Ввиду предстоящего торжества Екатерины счастливого камер-юнкера ее засыпали просьбами, поручениями, письмами с «напамятованиями» по делам, наконец, цидулками с извещениями о подарках.
Так, герцогиня Анна Ивановна чрез своего гофмаршала Бестужева просила Монса известить ее о «платье, каким образом для своего выезда (в день коронования Екатерины) изволила бы сделать; понеже ея высочество, – писал гофмаршал, – изволила слышать, что при коронации… при дворе платья будут особым манером, и вы, мой государь, о том уведомьте подлинно и с первою почтою ко мне отпишите».
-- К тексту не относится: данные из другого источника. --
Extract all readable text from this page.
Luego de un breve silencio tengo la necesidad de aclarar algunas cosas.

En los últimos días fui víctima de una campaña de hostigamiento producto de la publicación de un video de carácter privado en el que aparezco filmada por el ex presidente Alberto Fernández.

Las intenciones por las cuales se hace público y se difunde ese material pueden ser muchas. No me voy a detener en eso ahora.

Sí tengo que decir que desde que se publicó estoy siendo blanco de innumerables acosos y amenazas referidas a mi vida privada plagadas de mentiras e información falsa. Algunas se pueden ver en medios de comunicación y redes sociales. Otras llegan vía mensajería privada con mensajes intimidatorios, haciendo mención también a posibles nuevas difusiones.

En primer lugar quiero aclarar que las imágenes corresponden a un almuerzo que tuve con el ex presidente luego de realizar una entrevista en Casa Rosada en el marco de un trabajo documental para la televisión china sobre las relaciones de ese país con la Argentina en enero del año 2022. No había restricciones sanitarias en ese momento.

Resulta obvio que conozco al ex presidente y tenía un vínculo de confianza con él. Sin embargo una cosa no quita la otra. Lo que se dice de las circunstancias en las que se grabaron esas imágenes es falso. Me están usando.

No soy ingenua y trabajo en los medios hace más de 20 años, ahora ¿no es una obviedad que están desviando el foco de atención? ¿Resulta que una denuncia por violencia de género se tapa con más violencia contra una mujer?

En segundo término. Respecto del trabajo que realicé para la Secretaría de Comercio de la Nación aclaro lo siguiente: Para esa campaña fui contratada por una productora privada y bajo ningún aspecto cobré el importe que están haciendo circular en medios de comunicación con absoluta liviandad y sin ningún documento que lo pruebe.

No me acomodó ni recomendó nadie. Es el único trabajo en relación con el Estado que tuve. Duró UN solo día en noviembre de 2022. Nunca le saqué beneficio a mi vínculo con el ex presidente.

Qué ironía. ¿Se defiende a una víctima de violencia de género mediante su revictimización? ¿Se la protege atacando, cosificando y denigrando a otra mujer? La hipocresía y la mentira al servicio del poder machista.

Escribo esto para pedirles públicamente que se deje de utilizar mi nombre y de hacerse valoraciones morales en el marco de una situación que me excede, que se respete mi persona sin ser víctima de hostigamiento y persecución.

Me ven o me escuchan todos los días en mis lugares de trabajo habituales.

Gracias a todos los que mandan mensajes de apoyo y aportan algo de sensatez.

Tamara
Вот аристократка и богачка Анна Шереметева просит Монса «предстательствовать» пред государыней об освобождении из тайников Преображенских людей ее; «а те мои люди сидят в исцовых делах, – пишет Шереметева, – и лакеи, возницы побраны; и многое время уже держатся, в чем я имею заключение в доме своем, что выехать мне из двора не с кем; понеже ездила я к обедне до церкви божией, и в то время последняго лакея от кареты моей взяли… о сем прошу вашего милостиваго предстательства».
О предстательстве же просил Арцыбушев, правитель вотчинной канцелярии императрицы: рядом писем в начале 1724 года он вымаливал у Монса исходатайствовать о даче ему жалованья, «так как в санкт-питербурхе без денег и без хлеба житие трудное»; а в то же время убогий правитель щедрою рукою выдавал из дворцовых амбаров в дом «милостивца» рожь, крупу, горох, снитков, овес, сено – и выдавалось то в избытке, сверх окладу: это была своего рода взятка.
А вот как приглашает к себе Виллима Ивановича некто Иван Воронин: «Уповаю или могу хотя чрез многой труд я вашу милость к себе получить, того ради милости у тебя, моего государя, покорно прошу: помилуй, помилуй, не оставь убогаго просьбы… Приезжал (я) до вашей милости персонально просить… (но) в доме вас не получил. В надеянии вашего милосердия униженно кланяюся».